Facing a slowing manufacturing backdrop, escalated trade tensions and growing uncertainties, the Federal Reserve delivered two well-telegraphed interest rate cuts during the third quarter. Bond investors were the direct beneficiaries of a more dovish-leaning Fed as the Bloomberg Barclays Aggregate Index gained 2.27% on the quarter, led by strong performance in the corporate sector. U.S. Treasuries also performed well, as longer duration bonds caught a bid.

We are comfortable with the general health of corporate America and we are not falling into the imminent recession camp. Low interest rates are helping to keep debt payments manageable. Coverage ratios of our largest companies remain above 6x, while there has been deterioration within some of the smaller and mid-cap entities. It has been noted that expansions do not die of old age, rather from rising rates or economic excesses. We do not see any glaring excesses.
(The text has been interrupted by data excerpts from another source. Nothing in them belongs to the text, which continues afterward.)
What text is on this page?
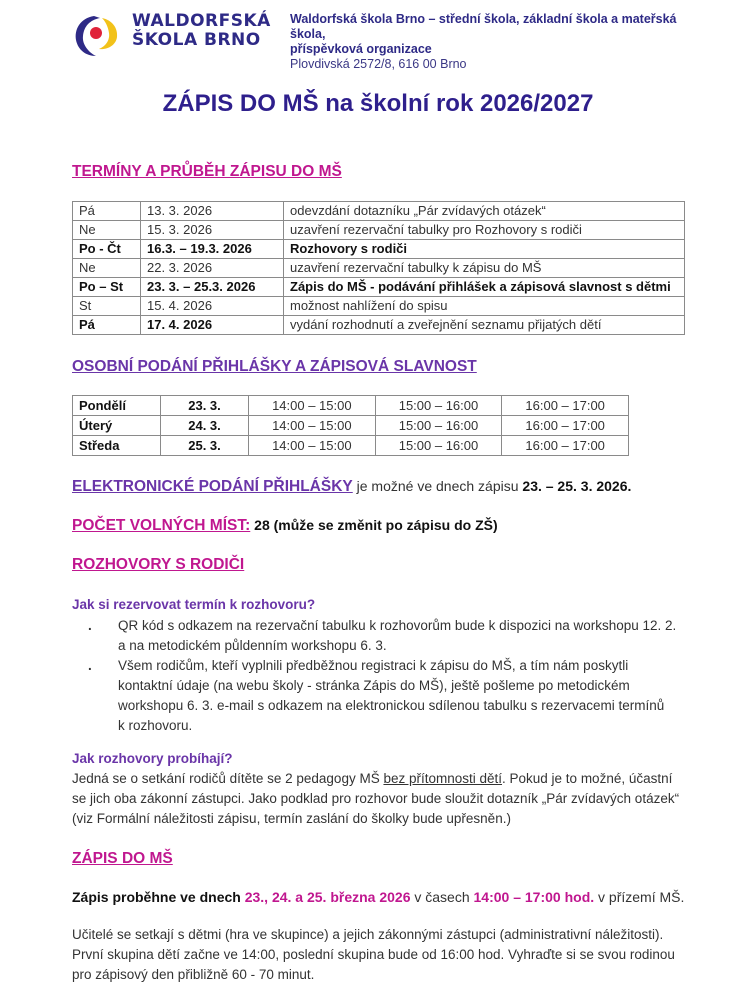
WALDORFSKÁ
ŠKOLA BRNO
Waldorfská škola Brno – střední škola, základní škola a mateřská škola,
příspěvková organizace
Plovdivská 2572/8, 616 00 Brno
ZÁPIS DO MŠ na školní rok 2026/2027
TERMÍNY A PRŮBĚH ZÁPISU DO MŠ
Pá	13. 3. 2026	odevzdání dotazníku „Pár zvídavých otázek“
Ne	15. 3. 2026	uzavření rezervační tabulky pro Rozhovory s rodiči
Po - Čt	16.3. – 19.3. 2026	Rozhovory s rodiči
Ne	22. 3. 2026	uzavření rezervační tabulky k zápisu do MŠ
Po – St	23. 3. – 25.3. 2026	Zápis do MŠ - podávání přihlášek a zápisová slavnost s dětmi
St	15. 4. 2026	možnost nahlížení do spisu
Pá	17. 4. 2026	vydání rozhodnutí a zveřejnění seznamu přijatých dětí
OSOBNÍ PODÁNÍ PŘIHLÁŠKY A ZÁPISOVÁ SLAVNOST
Pondělí	23. 3.	14:00 – 15:00	15:00 – 16:00	16:00 – 17:00
Úterý	24. 3.	14:00 – 15:00	15:00 – 16:00	16:00 – 17:00
Středa	25. 3.	14:00 – 15:00	15:00 – 16:00	16:00 – 17:00
ELEKTRONICKÉ PODÁNÍ PŘIHLÁŠKY je možné ve dnech zápisu 23. – 25. 3. 2026.
POČET VOLNÝCH MÍST: 28 (může se změnit po zápisu do ZŠ)
ROZHOVORY S RODIČI
Jak si rezervovat termín k rozhovoru?
. QR kód s odkazem na rezervační tabulku k rozhovorům bude k dispozici na workshopu 12. 2.
a na metodickém půldenním workshopu 6. 3.
. Všem rodičům, kteří vyplnili předběžnou registraci k zápisu do MŠ, a tím nám poskytli
kontaktní údaje (na webu školy - stránka Zápis do MŠ), ještě pošleme po metodickém
workshopu 6. 3. e-mail s odkazem na elektronickou sdílenou tabulku s rezervacemi termínů
k rozhovoru.
Jak rozhovory probíhají?
Jedná se o setkání rodičů dítěte se 2 pedagogy MŠ bez přítomnosti dětí. Pokud je to možné, účastní
se jich oba zákonní zástupci. Jako podklad pro rozhovor bude sloužit dotazník „Pár zvídavých otázek“
(viz Formální náležitosti zápisu, termín zaslání do školky bude upřesněn.)
ZÁPIS DO MŠ
Zápis proběhne ve dnech 23., 24. a 25. března 2026 v časech 14:00 – 17:00 hod. v přízemí MŠ.
Učitelé se setkají s dětmi (hra ve skupince) a jejich zákonnými zástupci (administrativní náležitosti).
První skupina dětí začne ve 14:00, poslední skupina bude od 16:00 hod. Vyhraďte si se svou rodinou
pro zápisový den přibližně 60 - 70 minut.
Our call is for Treasury yields to remain range-bound with a slight upward bias as the rates market may have priced in a recession and a worsening trade war. We are slightly underweight duration across most mandates, primarily the 3-5 year area of the curve. Our investment grade portfolio managers are finding value in certain segments of the auto ABS markets, non-agency MBS and non-agency CMBS markets. We will maintain an overweight in Bank and Finance as supply within this sector remains subdued and the fundamentals sound.